Healy turned to me. 'Glass kidnapped Markham's wife?'
'Now we know why no one can find her.'
We both looked back at Markham. His image was fuzzy, the age of the TV draining colour from his skin. He shifted in his seat as if he couldn't get comfortable.
'So Markham was just a pawn,' Healy said.
'Looks that way.'
'Why? Why would Glass start using Markham?'
I shook my head. 'Maybe we're about to find out.'
We both looked back at the screen again. Markham was still composing himself. 'Glass,' said Healy quietly, as if he'd thought of something. He reached forward and pushed Pause. 'He had a medical history. You heard Markham. Broken arm, anxiety attacks, chest pains. We can trace him.'
'It won't be his.'
'What are you talking about?'
'If Markham had medical records in front of him, they won't have belonged to Glass. He's too careful for that. He doesn’t make mistakes.'
We both went quiet and I pressed Play again.

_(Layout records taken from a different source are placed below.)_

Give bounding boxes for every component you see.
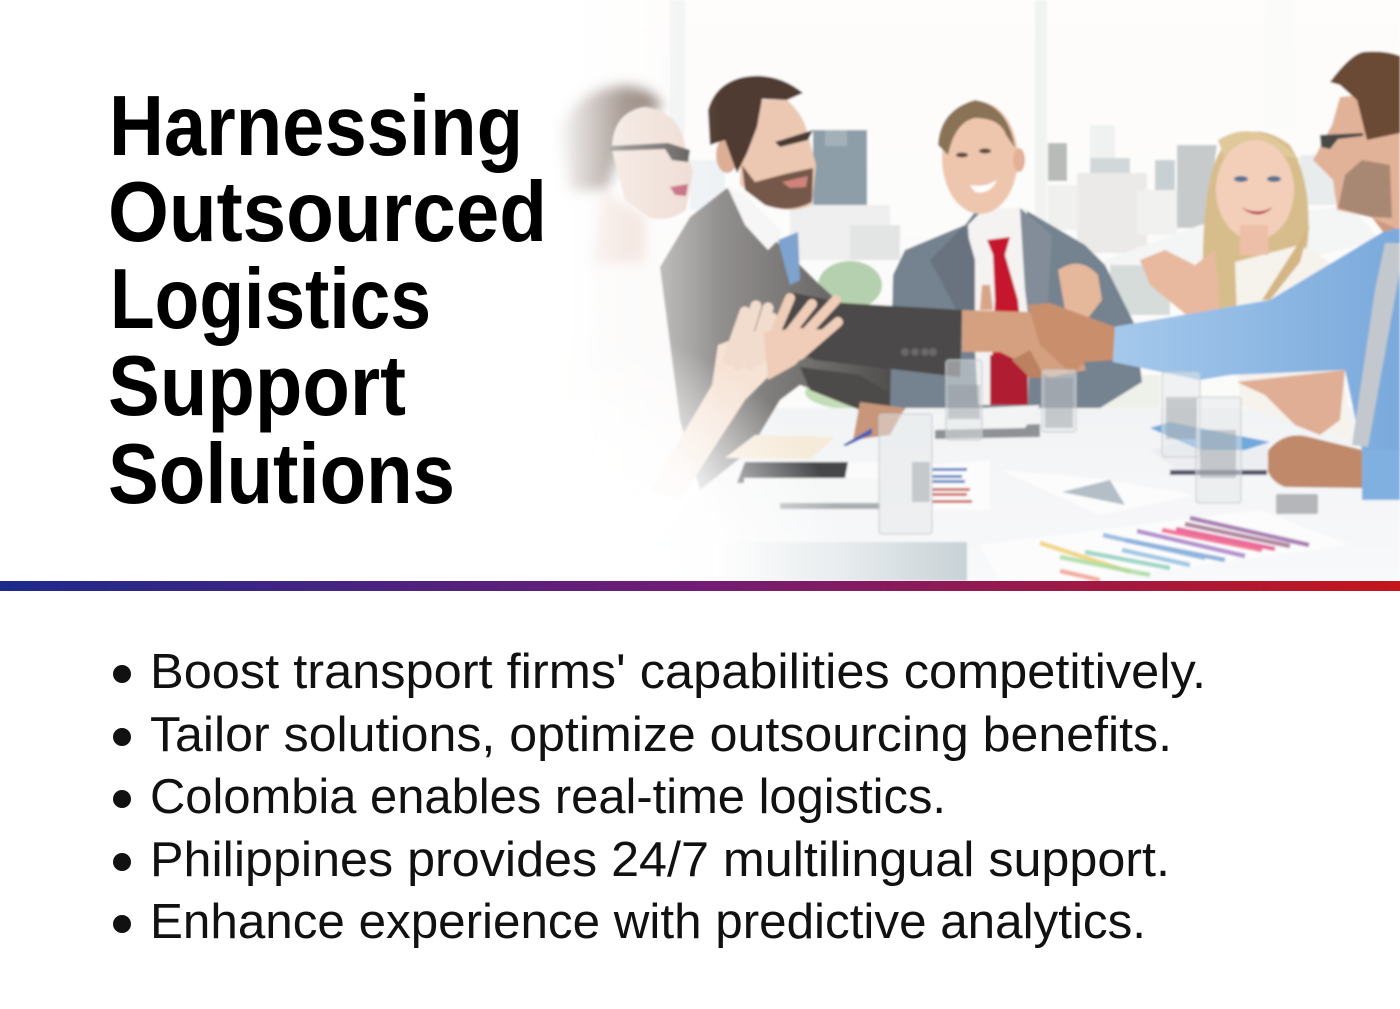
- bullet 2: Tailor solutions, optimize outsourcing benefits.: [150, 708, 1172, 762]
- title: [108, 79, 547, 522]
- left and lower-left white fade over photo: [520, 0, 860, 581]
- gradient divider bar: [0, 581, 1400, 591]
- bullet 1: Boost transport firms' capabilities competitively.: [150, 645, 1206, 699]
- laptop edge: [713, 542, 967, 581]
- person: blonde woman clapping: [1140, 131, 1352, 440]
- title: Harnessing: [109, 79, 523, 174]
- table: [620, 408, 1400, 580]
- bullet 5: Enhance experience with predictive analytics.: [150, 895, 1146, 949]
- greenery: [805, 261, 915, 410]
- person: woman at far left: [560, 86, 712, 520]
- dark jacket sleeve reaching to handshake: [770, 292, 962, 377]
- drinking glasses: [879, 360, 1241, 534]
- clapping hands of woman at left: [650, 298, 838, 500]
- white left panel behind title: [0, 0, 535, 581]
- city skyline: [690, 125, 1380, 315]
- bullet list: [113, 645, 1206, 949]
- table items: notebooks, tablets, papers: [725, 405, 1318, 515]
- person: man in blue shirt with glasses: [1113, 52, 1400, 500]
- title: Support: [108, 339, 406, 434]
- window background: [540, 0, 1400, 420]
- hero photo: business handshake at meeting table: [0, 0, 1400, 581]
- printed bar chart on table: [980, 510, 1350, 581]
- hand holding pen on table: [843, 402, 905, 446]
- title: Outsourced: [108, 165, 547, 260]
- person: smiling man with red tie: [890, 100, 1142, 408]
- bullet 3: Colombia enables real-time logistics.: [150, 770, 946, 824]
- handshake: [901, 303, 1115, 405]
- bullet 4: Philippines provides 24/7 multilingual support.: [150, 833, 1170, 887]
- person: bearded man in dark suit: [660, 76, 908, 490]
- title: Solutions: [108, 427, 455, 522]
- window frames: [670, 0, 1295, 225]
- title: Logistics: [110, 252, 431, 347]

'Everything after that was a lie,' Markham said on-screen. 'But I did it to protect Sue. I couldn't bear the thought of him hurting her. He kept calling me, saying he'd do all these unspeakable things to her — slice her, and stab her, and cut her. In the days after he first came to my office, I tried to fight back. I tried to find him. But he knew what I was doing; he was watching me the whole time. And I couldn't find a trace of him. Nothing. His medical records were a sham. His mobile phone number was untraceable.' He looked around him. 'He doesn’t even seem to own this shitty house he makes me live in. And about three or four days after he came to see me that first time, just to prove he was really in charge, he called me and made me listen to her begging for her life.'
A long pause. We waited for Markham to continue.
'I was scared of him, and he knew it. He'd play on it. I'd come back to this house and he would have made tiny adjustments to it, swapped my things around, just to show me he'd been inside. He'd leave new toys on the windowsill, or adjust the position of the mannequins, or leave rubber masks attached to their faces. One time, he left Sue's blouse in the middle of the living room, with blood all over it. That was when I really got scared.'
He sniffed. Shifted in his seat. I glanced at Healy and saw him slowly rubbing his fingers and thumb together again. This time it wasn't his craving for nicotine; it was the air of inevitability settling around us. The dread and anticipation that the worst was yet to come. Healy was about to have his heart ripped out.
'So I took three of them,' Markham said, looking up into the camera. Beside me, I felt Healy bristle. 'He told me who he wanted
me to take, and I took them. Because the alternative was him killing Sue. I was… I just didn't
Another pause. I turned to look at Healy again. He saw the movement. I could see his eyes flick in my direction and then back to the screen.